At the Hilton Columbus/Polaris, planners can choose from two ballrooms, which can be divided into separate spaces, Howard says. Customers like the ability to scale the room to the size of the crowd. Meeting planners often want access to both ballrooms. "If they have lunch in one room, they don't like to have the same room for their big gala dinner," she says.
In addition to meeting rooms, the 44,000-square-foot NorthPointe includes a variety of places for attendees to hang out before and after sessions. "We have soft seating areas where they can discuss what they learned and the practical applications for it when they get back to work," Burton says. NorthPointe also has areas for socialization. Organizers can reserve the study, the pub or the pub patio for mingling and networking.
The appearance of the Athenaeum attracts some customers who want a unique experience, Cristofani says. The 31,000-square-foot building was built in 1896 and features interesting architectural elements. "That sets us apart," she says.

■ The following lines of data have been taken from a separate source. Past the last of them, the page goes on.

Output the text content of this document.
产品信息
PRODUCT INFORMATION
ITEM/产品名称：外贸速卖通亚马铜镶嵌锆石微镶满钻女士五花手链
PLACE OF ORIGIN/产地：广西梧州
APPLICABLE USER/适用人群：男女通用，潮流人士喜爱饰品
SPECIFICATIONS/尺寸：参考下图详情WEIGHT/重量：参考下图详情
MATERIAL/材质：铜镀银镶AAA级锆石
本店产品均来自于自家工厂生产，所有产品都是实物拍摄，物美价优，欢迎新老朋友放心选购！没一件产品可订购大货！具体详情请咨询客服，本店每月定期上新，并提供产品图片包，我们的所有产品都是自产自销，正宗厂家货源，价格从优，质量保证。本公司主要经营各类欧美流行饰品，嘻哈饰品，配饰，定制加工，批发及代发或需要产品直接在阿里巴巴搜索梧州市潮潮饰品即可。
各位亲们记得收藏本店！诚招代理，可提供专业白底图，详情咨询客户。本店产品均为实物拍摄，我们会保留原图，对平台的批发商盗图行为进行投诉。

Meeting planners want more opportunities to customize their events so they can better control not only the price, but also the experience. At the Athenaeum, many organizations prefer custom quotes versus set packages, Cristofani says. The process allows the sales team to rent rooms for shorter amounts of time, waive fees and work creatively. "We're always open to that," she says. "We try to get a price that works best for them."
Mosher says potential customers expect a lot for their money. She has started to include more things in Grand Oaks' basic rates, such as eliminating extra fees for centerpieces or table mirrors. "If I have it, and I don't have to replace it, you can just use it," she says.
"Everybody is just looking for a good value," Mosher says. "They're interested in getting extras."
Another important selling point is for the venue to provide a point person who will help the meeting planner carry the workload, Mosher says. "We're very hands-on, helping with every little thing," she says.
Meeting planners welcome-and expect-help with the logistics, Cristofani says. "We're very full-service," she says. "We personally handle the details."
Melissa Kossler Dutton is a freelance writer.